A couple of years ago the Labour government introduced the National Patient’s Charter of rights and responsibilities. Undoubtedly this was a step forward in Maltese policymaking, but perhaps the time has come to verify shortcomings and possible improvements.
The charter says it covers “people receiving care within the Maltese healthcare system and provides information to underpin the provision of safe and high-quality care, and to support a shared understanding of the rights and responsibilities of people receiving care”.
It is structured around eight principles, namely health protection, access, information, participation and informed consent, privacy and confidentiality, dignity and respect, safe healthcare, and comments and complaint. The principles are all noble: indeed, it should be verified whether they are always being put into place.
I am saying this because it seems to be the case that there is a lack of proper institutional backing and authority to implement them. Two years down the line, Malta should have a process which ensures that there are proper checks and balances to implement the policy.
Besides, the charter should be extended to public and private health centres and clinics, thus ensuring that patients, professionals and practitioners have their rights and responsibilities protected and in place.

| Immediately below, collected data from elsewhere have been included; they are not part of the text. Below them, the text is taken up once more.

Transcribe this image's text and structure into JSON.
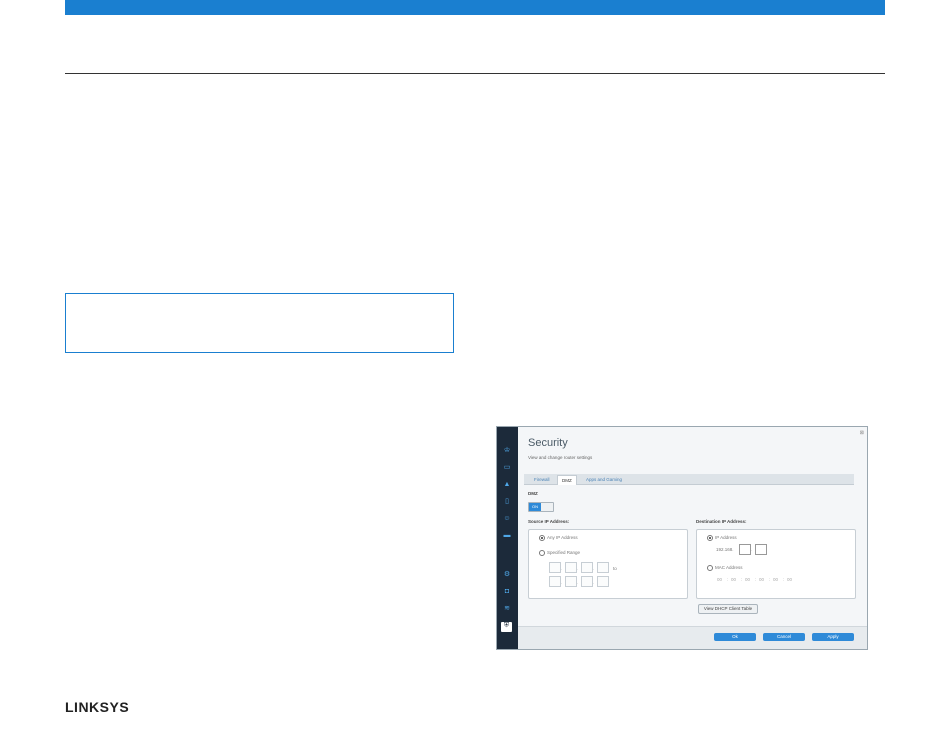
{
  "brand": {
    "logo_text": "LINKSYS",
    "accent": "#1a7fd0"
  },
  "screenshot": {
    "title": "Security",
    "subtitle": "View and change router settings",
    "close_icon": "close-icon",
    "tabs": [
      {
        "label": "Firewall"
      },
      {
        "label": "DMZ"
      },
      {
        "label": "Apps and Gaming"
      }
    ],
    "dmz": {
      "label": "DMZ",
      "toggle_on_label": "ON"
    },
    "source": {
      "label": "Source IP Address:",
      "any_label": "Any IP Address",
      "range_label": "Specified Range",
      "to_label": "to"
    },
    "destination": {
      "label": "Destination IP Address:",
      "ip_label": "IP Address",
      "ip_prefix": "192.168.",
      "ip_sep": ".",
      "mac_label": "MAC Address",
      "mac_values": [
        "00",
        "00",
        "00",
        "00",
        "00",
        "00"
      ],
      "mac_sep": ":",
      "dhcp_button": "View DHCP Client Table"
    },
    "range_sep": ".",
    "footer": {
      "ok": "Ok",
      "cancel": "Cancel",
      "apply": "Apply"
    }
  }
}
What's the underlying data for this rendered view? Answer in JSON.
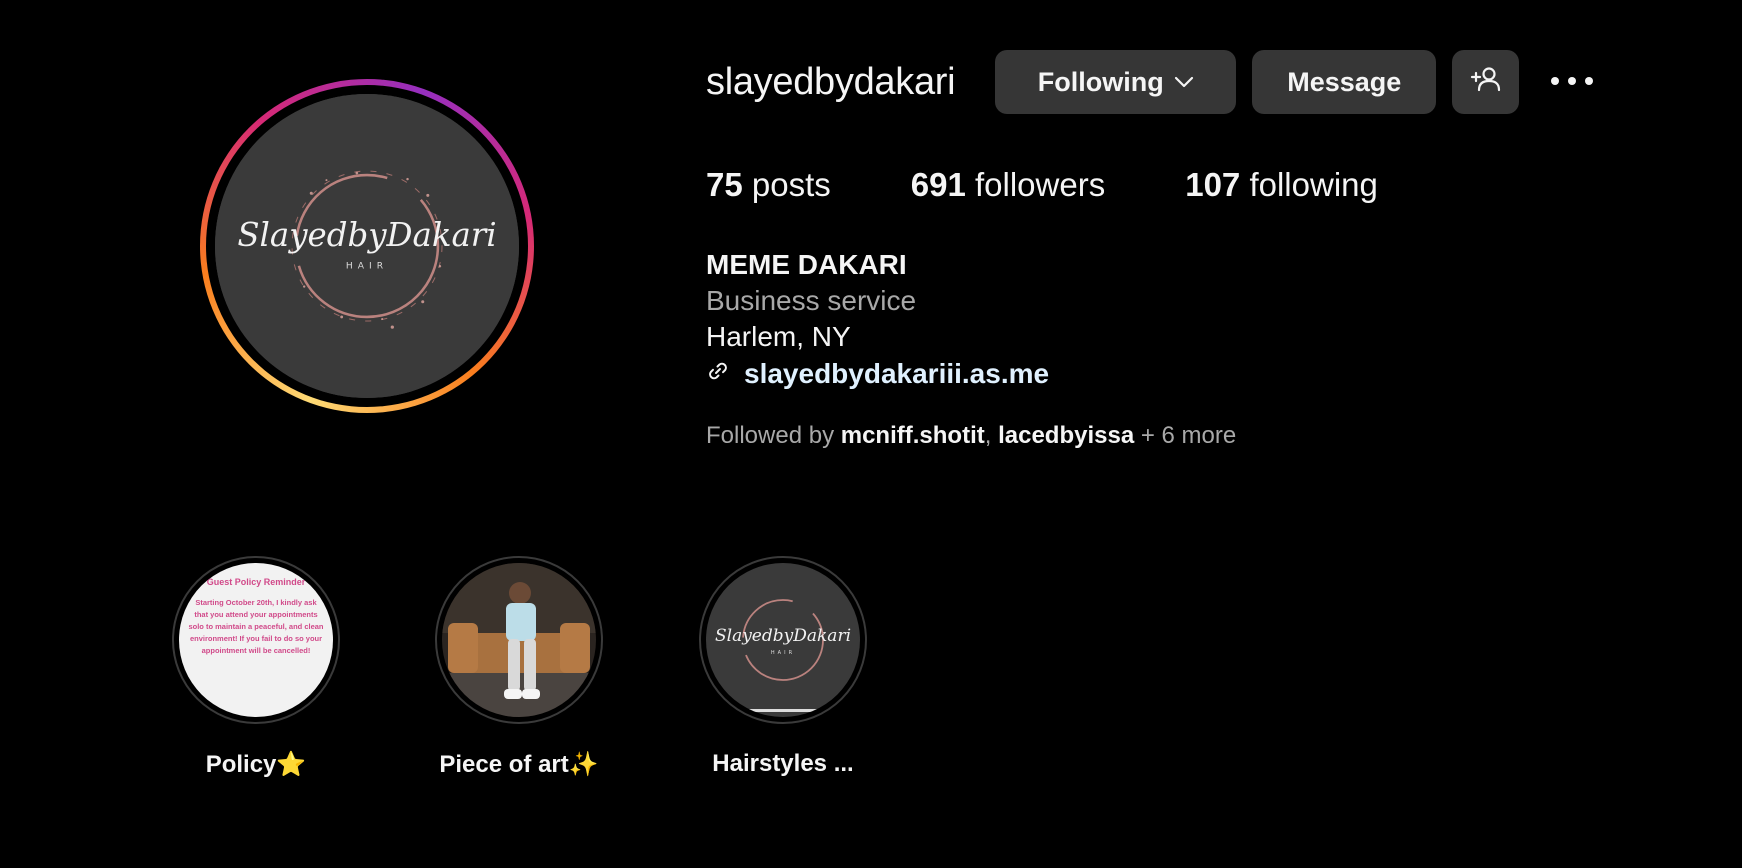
{
  "profile": {
    "username": "slayedbydakari",
    "avatar_logo_text": "SlayedbyDakari",
    "avatar_logo_subtext": "HAIR"
  },
  "actions": {
    "following_label": "Following",
    "message_label": "Message",
    "add_user_icon": "person-add-icon",
    "more_icon": "more-options-icon"
  },
  "stats": {
    "posts_count": "75",
    "posts_label": "posts",
    "followers_count": "691",
    "followers_label": "followers",
    "following_count": "107",
    "following_label": "following"
  },
  "bio": {
    "name": "MEME DAKARI",
    "category": "Business service",
    "location": "Harlem, NY",
    "link": "slayedbydakariii.as.me",
    "link_icon": "link-icon"
  },
  "followed_by": {
    "prefix": "Followed by ",
    "users": [
      "mcniff.shotit",
      "lacedbyissa"
    ],
    "separator": ", ",
    "more": " + 6 more"
  },
  "highlights": [
    {
      "label": "Policy⭐",
      "thumb_title": "Guest Policy Reminder",
      "thumb_lines": [
        "Starting October 20th, I kindly ask",
        "that you attend your appointments",
        "solo to maintain a peaceful, and clean",
        "environment! If you fail to do so your",
        "appointment will be cancelled!"
      ]
    },
    {
      "label": "Piece of art✨"
    },
    {
      "label": "Hairstyles ...",
      "thumb_logo_text": "SlayedbyDakari",
      "thumb_logo_subtext": "HAIR"
    }
  ],
  "colors": {
    "background": "#000000",
    "button_bg": "#363636",
    "text_primary": "#f5f5f5",
    "text_secondary": "#a8a8a8",
    "link": "#e0f1ff",
    "story_ring_start": "#feda75",
    "story_ring_end": "#962fbf"
  }
}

The spirit of the charter should also be extended to other sectors of policymaking in Malta, whether generic or specifically related to heath.
For example, it would be a big step forward if health aspects are mainstreamed in different sectors such as those related to development projects. In this regard, proper consultation should be carried out with health authorities and civil society representatives, for example on infrastructural projects and other Planning Authority applications.
Malta has a good precedent with respect to access for persons with disability. One question comes to mind in this regard: are stakeholders such as the Environment Health Directorate being consulted by the Planning Authority?
The spirit of the charter referred to above should also be applied with respect to Malta’s Council for Health. This body is established by law, but its functions are unclear to the public. It should also include a patients’ representative. Is civil society being consulted on whom to appoint?
I also believe that more importance should also be given to patients’ needs by authorities when applying for EU funds. Areas such as non-discrimination, empowerment and access to digital health could be delved into, together with more standard and equally important applications in areas such as research and evidence-based policymaking.
Some everyday examples come to mind in this regard. Are we sure that EU citizens, third-country nationals, socially excluded persons and ‘invisible’ minorities are adequately informed about their rights and responsibilities? Is digital health accessible to different social groups in terms of internet literacy?
Can the erstwhile positive MyHealth digital system, which gives access to one’s public health data to private family doctors be extended to other areas? For example, why is it that expectant mothers must rely on a manual blue card during and following their pregnancy without having a digital counterpart?
The mainstreaming of patients’ rights should also be ensured in Malta’s upcoming strategic plan for healthcare 2020-30. This strategy was mentioned in Budget 2019 and is said to also include sectors such as mental healthcare and genetics.
I hope that the current lack of information in this regard is due to government plans to consult thoroughly. It is positive that the government is stating that it values evidence-based policymaking.
I therefore augur that a wide range of experts from the medical, natural and social sciences are consulted together with the various representatives of civil society, governance structures and public and private sectors. Access, sustainability, equity, efficiency, transparency, rights, responsibilities and other values should be taken into consideration accordingly. There should also be a proper audit trail of public consultation.
Finally, I also believe that Maltese society deserves a proper dialogue on what ‘patient’ refers to. For example, are patients just the persons using a hospital, or are there many ‘invisible’ or latent patients who are not so visible in the public sphere? The European Charter for Patients’ Rights published by the Malta Health Network and the Active Citizenship Network is a very important point of reference.